RAKYATKU.COM - Seorang model asal Azerbaijan menjual keperawanan miliknya di sebuah situs online.
Dilansir Daily Mail, model yang diketahui bernama Mahbubba Mammadzada itu dibeli dengan harga mencapai Rp38 miliar oleh seorang politikus dari Jepang.
Meski begitu, ada setidaknya dua mitos tentang keperawanan yang telah dilanggengkan selama berabad-abad. Kedua mitos tersebut pernah dibahas oleh Nina Dølvik Brochmann dan Ellen Støkken Dahl, penuli buku "The Wonder Down Under".
Kedua perempuan tersebut juga merupakan dokter dan petugas kesehatan seksual. Saat menjadi pembicara dalam acara TEDx di Oslo, Norwegia, Nina membuka dengan membahas mitos keperawanan yang telah dipercaya selama ini di dunia.
"Seperti kebanyakan Anda, kami tumbuh dengan kepercayaan bahwa selaput dara adalah bukti keperawanan," kata Nina memulai pembicaraannya.
"Tapi ternyata kami salah. Apa yang kami temukan adalah cerita populer tentang keperawanan perempuan didasarkan pada dua mitos anatomi," sambungnya dikutip dari kompas.com.
Seperti yang disebutkan Nina, kedua mitos tersebut berkaitan dengan selaput dara. Dua Mitos Keperawanan Mitos pertama adalah tentang selaput dara yang pecah dan mengeluarkan darah ketika seorang perempuan pertama kali berhubungan seksual.
Mitos kedua adalah konsekuensi logis dari mitos pertama, yaitu karena selaput dara pecah maka ia menghilang atau berubah selama hubungan seksual pertama.
"Jika itu benar, seseorang akan dengan mudah menentukan apakah seorang perempuan perawan atau tidak dengan memeriksa alat kelamin, dengan melakukan pemeriksaan keperawanan," ujar Ellen.
Padahal, menurutnya, komunitas medis telah mengetahui hal tersebut tidak benar selama lebih dari 100 tahun. Namun, entah bagaimana, mitos ini terus langgeng bahkan hingga kini. "Mitos tentang selaput dara telah hidup selama berabad-abad karena memiliki signifikasi budaya.

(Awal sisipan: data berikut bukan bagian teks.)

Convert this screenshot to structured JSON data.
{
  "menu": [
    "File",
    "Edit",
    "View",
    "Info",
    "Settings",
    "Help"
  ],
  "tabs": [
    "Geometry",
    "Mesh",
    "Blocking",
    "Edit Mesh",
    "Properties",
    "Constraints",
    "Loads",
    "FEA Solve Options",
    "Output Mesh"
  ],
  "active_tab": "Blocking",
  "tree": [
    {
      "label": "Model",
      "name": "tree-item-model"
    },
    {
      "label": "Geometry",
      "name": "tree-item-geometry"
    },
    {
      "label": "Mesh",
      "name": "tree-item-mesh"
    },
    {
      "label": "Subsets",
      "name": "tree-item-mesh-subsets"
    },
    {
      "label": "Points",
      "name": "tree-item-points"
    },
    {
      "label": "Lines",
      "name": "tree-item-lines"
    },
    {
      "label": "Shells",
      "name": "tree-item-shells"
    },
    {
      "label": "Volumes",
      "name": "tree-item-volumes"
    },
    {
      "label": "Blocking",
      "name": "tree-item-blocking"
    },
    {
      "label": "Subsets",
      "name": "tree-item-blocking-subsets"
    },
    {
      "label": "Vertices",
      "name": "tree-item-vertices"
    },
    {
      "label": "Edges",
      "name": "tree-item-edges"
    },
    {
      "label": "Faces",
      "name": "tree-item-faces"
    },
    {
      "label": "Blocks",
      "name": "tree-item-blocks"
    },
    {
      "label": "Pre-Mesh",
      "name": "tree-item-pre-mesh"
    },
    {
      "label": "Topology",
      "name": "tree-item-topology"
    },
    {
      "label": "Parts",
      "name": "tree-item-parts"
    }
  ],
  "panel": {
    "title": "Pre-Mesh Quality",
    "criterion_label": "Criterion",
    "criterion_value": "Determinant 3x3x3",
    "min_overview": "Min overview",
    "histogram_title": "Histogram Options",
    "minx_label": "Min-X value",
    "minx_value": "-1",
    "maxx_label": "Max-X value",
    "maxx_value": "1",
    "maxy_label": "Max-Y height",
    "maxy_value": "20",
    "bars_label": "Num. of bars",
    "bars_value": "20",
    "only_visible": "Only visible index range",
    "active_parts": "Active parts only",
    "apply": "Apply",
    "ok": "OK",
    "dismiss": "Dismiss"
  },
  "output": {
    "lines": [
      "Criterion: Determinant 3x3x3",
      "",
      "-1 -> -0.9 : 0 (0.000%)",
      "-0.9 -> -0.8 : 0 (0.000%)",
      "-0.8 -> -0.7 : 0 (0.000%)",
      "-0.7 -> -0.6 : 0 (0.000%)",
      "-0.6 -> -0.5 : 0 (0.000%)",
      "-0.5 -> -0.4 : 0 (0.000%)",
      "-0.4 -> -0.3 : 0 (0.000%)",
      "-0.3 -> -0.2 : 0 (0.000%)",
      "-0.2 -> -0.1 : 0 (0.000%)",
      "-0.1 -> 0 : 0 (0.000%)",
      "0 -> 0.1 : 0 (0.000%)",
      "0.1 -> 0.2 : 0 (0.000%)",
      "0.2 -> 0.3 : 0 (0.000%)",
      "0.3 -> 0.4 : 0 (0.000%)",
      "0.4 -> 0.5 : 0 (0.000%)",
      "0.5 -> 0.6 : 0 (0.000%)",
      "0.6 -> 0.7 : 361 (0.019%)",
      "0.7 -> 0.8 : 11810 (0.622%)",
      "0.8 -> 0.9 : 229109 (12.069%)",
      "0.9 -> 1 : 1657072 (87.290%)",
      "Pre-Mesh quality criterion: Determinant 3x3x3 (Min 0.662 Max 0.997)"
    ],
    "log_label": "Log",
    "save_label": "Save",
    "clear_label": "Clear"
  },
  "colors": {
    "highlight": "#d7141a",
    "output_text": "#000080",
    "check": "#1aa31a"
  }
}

Mereka telah digunakan sebagai alat yang kuat dalam upaya untuk mengendalikan seksualitas perempuan dalam setiap budaya, agama, dan sejarah," kata Nina.
Dia berpendapat, perempuan masih tidak dipercaya, dipermalukan, dilukai, dan dalam kasus terburuk mengalami pembunuhan demi kehormatan jika tidak berdarah pada malam pernikahan. Nina juga menyebutkan, di beberapa budaya, untuk mendapatkan pekerjaan, reputasi, dan pernikahan perempuan dipaksa melakukan tes keperawanan.
"Contohnya di Indonesia, di mana perempuan secara sistematis diperiksa untuk bisa masuk militer," kata Ellen.
"Setelah pemberontakan Mesir tahun 2011, sekelompok pemrotes perempuan dipaksa melakukan tes keperawanan oleh militer," sambungnya.
Hal ini juga terjadi di Oslo. Dokter memeriksa selaput dara para gadis hanya untuk meyakinkan orang tua bahwa anak mereka tidak "rusak". "Sayangnya, para perempuan menjadi takut hidup tidak sesuai dengan mitos ini. Hingga mereka memilih melakukan perbaikan cepat keperawanan untuk memastikan berdarah saat berhubungan seksual," ujar Ellen.
"Itu bisa berupa operasi plastik yang dikenal sebagai revirgination, bisa berupa botol darah yang dituang di seprai setelah berhubungan seks, atau selaput dara palsu lengkap dengan darah bohongan," imbuhnya.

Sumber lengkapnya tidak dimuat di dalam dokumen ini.